Au lendemain des attentats en Espagne, Gérard Collomb, ministre de l’Intérieur, a indiqué travailler en lien avec sa collègue Agnès Buzyn, ministre des Solidarités et de la Santé, au repérage des personnes radicalisées via la communauté des psychiatres. Le Gouvernement veut "mobiliser l’ensemble des hôpitaux psychiatriques, des psychiatres libéraux de manière à essayer de parer à [la] menace terroriste individuelle" et envisage la mise en place de "protocoles" pour pouvoir avoir un échange avec celles et ceux qui côtoient les personnes ayant "des délires autour de la radicalisation islamique".

Ces propos, qui laissent à penser que psychiatrie et terrorisme sont liés, renforcent les représentations du grand public sur la dangerosité de la maladie psychique alors que celle-ci n’est pas supérieure à celle de la population générale. La radicalisation n’est pas un délire, les terroristes ont préparé leurs actes plusieurs mois à l’avance, s’appuient sur une cellule djihadiste en lien avec Daech. Il y a des agents de liaison, un donneur d’ordre, qui sera retrouvé tôt ou tard. Bien sûr il y a des personnes isolées qui peuvent passer à l‘acte mais pour Cyrulnick, « parmi ces tueurs il y a très peu de malades mentaux au sens psychiatrique du terme, plutôt moins que dans la population générale car planifier, maitriser ses émotions et ses comportements, peu de malades savent le faire ».

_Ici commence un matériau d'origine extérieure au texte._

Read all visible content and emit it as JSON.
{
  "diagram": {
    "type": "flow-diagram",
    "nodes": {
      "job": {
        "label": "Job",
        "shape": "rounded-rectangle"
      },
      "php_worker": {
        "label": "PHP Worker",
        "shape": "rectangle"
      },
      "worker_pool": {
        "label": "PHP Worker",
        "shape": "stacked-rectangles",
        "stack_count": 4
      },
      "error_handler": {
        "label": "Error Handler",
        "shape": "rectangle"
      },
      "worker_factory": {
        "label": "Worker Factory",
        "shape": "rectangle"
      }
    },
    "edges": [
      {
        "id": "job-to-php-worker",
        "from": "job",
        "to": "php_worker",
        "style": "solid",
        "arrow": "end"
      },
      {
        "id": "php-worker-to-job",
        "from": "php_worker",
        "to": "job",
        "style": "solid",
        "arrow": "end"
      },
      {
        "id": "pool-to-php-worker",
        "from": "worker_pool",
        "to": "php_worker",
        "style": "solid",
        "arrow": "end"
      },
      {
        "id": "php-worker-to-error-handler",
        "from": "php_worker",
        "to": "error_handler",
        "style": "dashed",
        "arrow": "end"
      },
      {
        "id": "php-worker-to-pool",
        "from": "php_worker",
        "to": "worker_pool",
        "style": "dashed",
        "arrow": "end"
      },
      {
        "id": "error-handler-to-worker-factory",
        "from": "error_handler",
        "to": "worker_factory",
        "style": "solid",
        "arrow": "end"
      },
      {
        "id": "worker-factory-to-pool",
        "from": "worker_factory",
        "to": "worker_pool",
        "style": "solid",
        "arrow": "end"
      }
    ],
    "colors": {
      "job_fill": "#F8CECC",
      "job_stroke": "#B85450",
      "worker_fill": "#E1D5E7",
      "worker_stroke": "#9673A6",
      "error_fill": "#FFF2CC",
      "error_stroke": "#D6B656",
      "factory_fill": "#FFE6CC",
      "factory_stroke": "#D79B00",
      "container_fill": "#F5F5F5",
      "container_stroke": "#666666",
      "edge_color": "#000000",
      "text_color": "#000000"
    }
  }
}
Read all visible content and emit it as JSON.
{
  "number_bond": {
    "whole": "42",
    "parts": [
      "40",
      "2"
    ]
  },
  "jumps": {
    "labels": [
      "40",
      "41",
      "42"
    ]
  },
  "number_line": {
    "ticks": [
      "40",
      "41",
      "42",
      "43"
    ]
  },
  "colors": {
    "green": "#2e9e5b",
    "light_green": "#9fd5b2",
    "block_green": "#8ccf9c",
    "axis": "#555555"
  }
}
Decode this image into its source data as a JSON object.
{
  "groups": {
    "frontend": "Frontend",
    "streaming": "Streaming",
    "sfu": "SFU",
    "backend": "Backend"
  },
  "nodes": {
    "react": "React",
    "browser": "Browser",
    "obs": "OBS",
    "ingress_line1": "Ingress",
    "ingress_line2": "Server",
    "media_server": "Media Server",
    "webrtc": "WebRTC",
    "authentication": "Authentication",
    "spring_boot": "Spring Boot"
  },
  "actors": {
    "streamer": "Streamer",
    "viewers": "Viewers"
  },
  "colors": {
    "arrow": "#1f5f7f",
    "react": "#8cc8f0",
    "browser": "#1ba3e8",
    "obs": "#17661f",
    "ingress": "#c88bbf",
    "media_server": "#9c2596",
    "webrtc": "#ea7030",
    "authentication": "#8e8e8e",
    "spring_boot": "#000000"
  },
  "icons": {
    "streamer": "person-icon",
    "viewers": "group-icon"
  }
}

Nous dénonçons cet amalgame maladie mentale et terrorisme. Comme pour le reste de la population, les personnes vivant avec des troubles psychiques sont sensibles à l’impact médiatique des actions terroristes. Si leur fragilité psychologique peut les entrainer à un acte de mimétisme, les représentants de la psychiatrie soulignent qu’aucune étude ne valide l’assimilation trouble psychiatrique, radicalisation, terrorisme.

L’Unafam rappelle que les personnes souffrant de troubles psychiques sont d’abord des personnes malades qui requièrent donc des soins de la part du corps soignant. L’état a un devoir de mettre en place ces soins sur l’ensemble des territoires, et d’en organiser l’accès. La stigmatisation dont ces personnes sont l‘objet, ne peut que renforcer le déni de la maladie, augmenter la perte d’estime de soi, retarder l’accès aux soins, et est fortement péjorative pour l’avenir de la personne et son rétablissement. La psychiatrie est une discipline médicale, elle n’est pas l’antichambre des prisons.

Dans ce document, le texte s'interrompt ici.